“Mr.L”, the Congolese mom detained by the federal government despite having a credible asylum claim, has finally been released from a California jail following a lawsuit from the American Civil Liberties Union (ACLU). But, there’s little for her to celebrate, because “S.S.”, the woman’s seven-year-old daughter, is still locked up alone, thousands of miles away in Illinois:
The ACLU, which sued on the woman’s behalf, said she was released from a detention center in San Diego on Tuesday night. She hasn’t been reunited with her daughter, who has been in the custody of federal child-welfare officials in Illinois.
“We are thrilled that the mother has been released and look forward to the government immediately reuniting her with her daughter,” said Lee Gelernt, deputy director of the group’s Immigrants’ Rights Project. “But there remain many other families who have been separated, and we will continue to attack this horrific family-separation practice.”
Mr. L had passed her initial asylum claim last year. But rather than detain them together (though families shouldn’t be at detention facilities period, where they can languish for months), officials ripped mother and daughter apart. “When the officers separated them,” the ACLU’s lawsuit stated, “Ms. L. could hear her daughter in the next room screaming that she did not want to be taken away from her mother.”
The ACLU sued earlier this month for their immediate release, or to at least have them detained together, but officials refused to budge. For their cruelty, officials should expect even more legal action: ”Immigrant advocates said the suit was the first of what would likely be many challenges to the Trump administration’s decision to separate some immigrant parents and children.” And to blame for this is Homeland Security Secretary Kirstjen Nielsen. The Washington Post:
Immigrant families have been arriving at the border by the thousands since 2014, primarily due to violence in Central America. More than 260,000 such immigrants—mostly from Honduras, El Salvador and Guatemala—have been caught illegally crossing the Mexican border into the U.S. Most of them have sought asylum.
Since that first wave of families arrived, the federal government has tried to stem the flow with a variety of efforts. The Obama administration also opened a series of family detention centers to keep the immigrants jailed while their cases were decided.
A federal judge later ruled that a decades-old court settlement over the treatment of immigrant children barred the government from detaining such children with their parents. That prompted the Obama administration to release most of the families in the U.S. while they waited for their cases to be completed.
But under the Trump administration, “the cruel practice” of separating and detaining migrants and their children “has become increasingly common, immigrant advocacy groups say. In the nine months preceding February, government agents separated children from their parents 53 times, according to data compiled by the Lutheran Immigration and Refugee Service.” The Washington Post Editorial Board:
Make no mistake: Ms. L and S.S. could have been placed together in a family detention center.
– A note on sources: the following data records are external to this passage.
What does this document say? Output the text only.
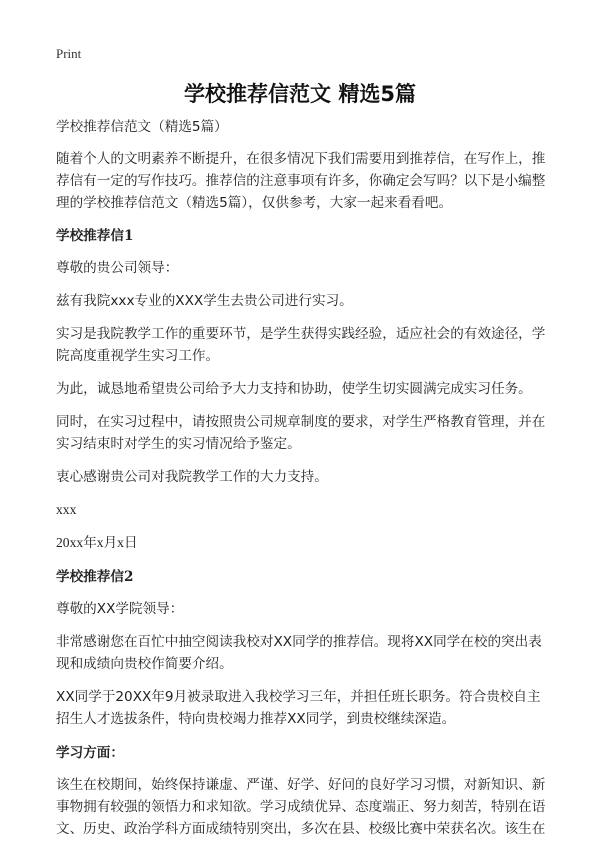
Print
学校推荐信范文 精选5篇

学校推荐信范文（精选5篇）

随着个人的文明素养不断提升，在很多情况下我们需要用到推荐信，在写作上，推荐信有一定的写作技巧。推荐信的注意事项有许多，你确定会写吗？以下是小编整理的学校推荐信范文（精选5篇），仅供参考，大家一起来看看吧。

学校推荐信1

尊敬的贵公司领导：

兹有我院xxx专业的XXX学生去贵公司进行实习。

实习是我院教学工作的重要环节，是学生获得实践经验，适应社会的有效途径，学院高度重视学生实习工作。

为此，诚恳地希望贵公司给予大力支持和协助，使学生切实圆满完成实习任务。

同时，在实习过程中，请按照贵公司规章制度的要求，对学生严格教育管理，并在实习结束时对学生的实习情况给予鉴定。

衷心感谢贵公司对我院教学工作的大力支持。

xxx

20xx年x月x日

学校推荐信2

尊敬的XX学院领导：

非常感谢您在百忙中抽空阅读我校对XX同学的推荐信。现将XX同学在校的突出表现和成绩向贵校作简要介绍。

XX同学于20XX年9月被录取进入我校学习三年，并担任班长职务。符合贵校自主招生人才选拔条件，特向贵校竭力推荐XX同学，到贵校继续深造。

学习方面：

该生在校期间，始终保持谦虚、严谨、好学、好问的良好学习习惯，对新知识、新事物拥有较强的领悟力和求知欲。学习成绩优异、态度端正、努力刻苦，特别在语文、历史、政治学科方面成绩特别突出，多次在县、校级比赛中荣获名次。该生在
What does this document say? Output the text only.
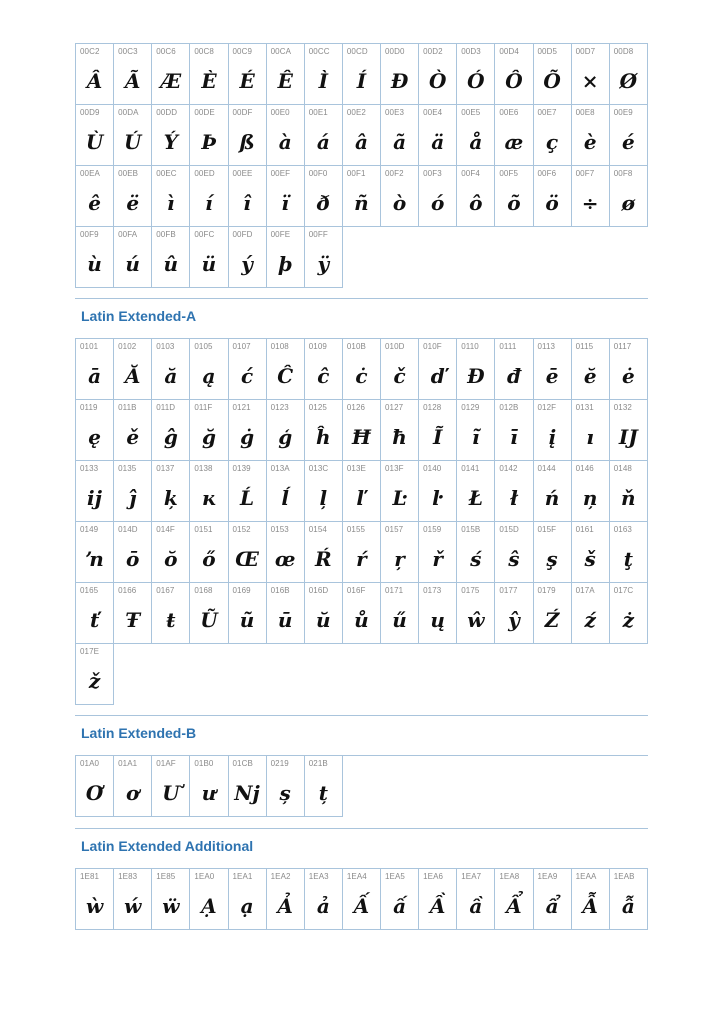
00C2
Â
00C3
Ã
00C6
Æ
00C8
È
00C9
É
00CA
Ê
00CC
Ì
00CD
Í
00D0
Ð
00D2
Ò
00D3
Ó
00D4
Ô
00D5
Õ
00D7
×
00D8
Ø
00D9
Ù
00DA
Ú
00DD
Ý
00DE
Þ
00DF
ß
00E0
à
00E1
á
00E2
â
00E3
ã
00E4
ä
00E5
å
00E6
æ
00E7
ç
00E8
è
00E9
é
00EA
ê
00EB
ë
00EC
ì
00ED
í
00EE
î
00EF
ï
00F0
ð
00F1
ñ
00F2
ò
00F3
ó
00F4
ô
00F5
õ
00F6
ö
00F7
÷
00F8
ø
00F9
ù
00FA
ú
00FB
û
00FC
ü
00FD
ý
00FE
þ
00FF
ÿ
Latin Extended-A
0101
ā
0102
Ă
0103
ă
0105
ą
0107
ć
0108
Ĉ
0109
ĉ
010B
ċ
010D
č
010F
ď
0110
Đ
0111
đ
0113
ē
0115
ĕ
0117
ė
0119
ę
011B
ě
011D
ĝ
011F
ğ
0121
ġ
0123
ģ
0125
ĥ
0126
Ħ
0127
ħ
0128
Ĩ
0129
ĩ
012B
ī
012F
į
0131
ı
0132
Ĳ
0133
ĳ
0135
ĵ
0137
ķ
0138
ĸ
0139
Ĺ
013A
ĺ
013C
ļ
013E
ľ
013F
Ŀ
0140
ŀ
0141
Ł
0142
ł
0144
ń
0146
ņ
0148
ň
0149
ŉ
014D
ō
014F
ŏ
0151
ő
0152
Œ
0153
œ
0154
Ŕ
0155
ŕ
0157
ŗ
0159
ř
015B
ś
015D
ŝ
015F
ş
0161
š
0163
ţ
0165
ť
0166
Ŧ
0167
ŧ
0168
Ũ
0169
ũ
016B
ū
016D
ŭ
016F
ů
0171
ű
0173
ų
0175
ŵ
0177
ŷ
0179
Ź
017A
ź
017C
ż
017E
ž
Latin Extended-B
01A0
Ơ
01A1
ơ
01AF
Ư
01B0
ư
01CB
ǋ
0219
ș
021B
ț
Latin Extended Additional
1E81
ẁ
1E83
ẃ
1E85
ẅ
1EA0
Ạ
1EA1
ạ
1EA2
Ả
1EA3
ả
1EA4
Ấ
1EA5
ấ
1EA6
Ầ
1EA7
ầ
1EA8
Ẩ
1EA9
ẩ
1EAA
Ẫ
1EAB
ẫ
There has been no explanation of why the determination was made to separate them; nor is there any allegation that Ms. L. is an unfit parent. The only principle at work, if it can be called that, is the idea that future asylum seekers might be deterred if they are convinced that the United States is actually a crueler and more heartless place than their native country.
Gratuitous malice toward children is not a characteristic one generally associates with the United States, but under Ms. Nielsen’s guidance, the Department of Homeland Security seems intent on changing that. A Homeland Security spokesman would not comment on this case but said that the department does not “currently” have a policy regarding separating asylum-seeking parents and children who are detained.
But the fact is that, at least in this case, the government already is carrying out the practice of separating parents and children. So where did the direction come from? Were they “rogue” agents? Did superiors direct them to do this? But then again, it’s John Kelly’s unleashed DHS that Nielsen inherited. “This is not a one-off case,” said ACLU attorney Lee Gelernt. “We are hearing there are dozens if not hundreds of cases around the country. And the Administration is threatening to do even more family separation.”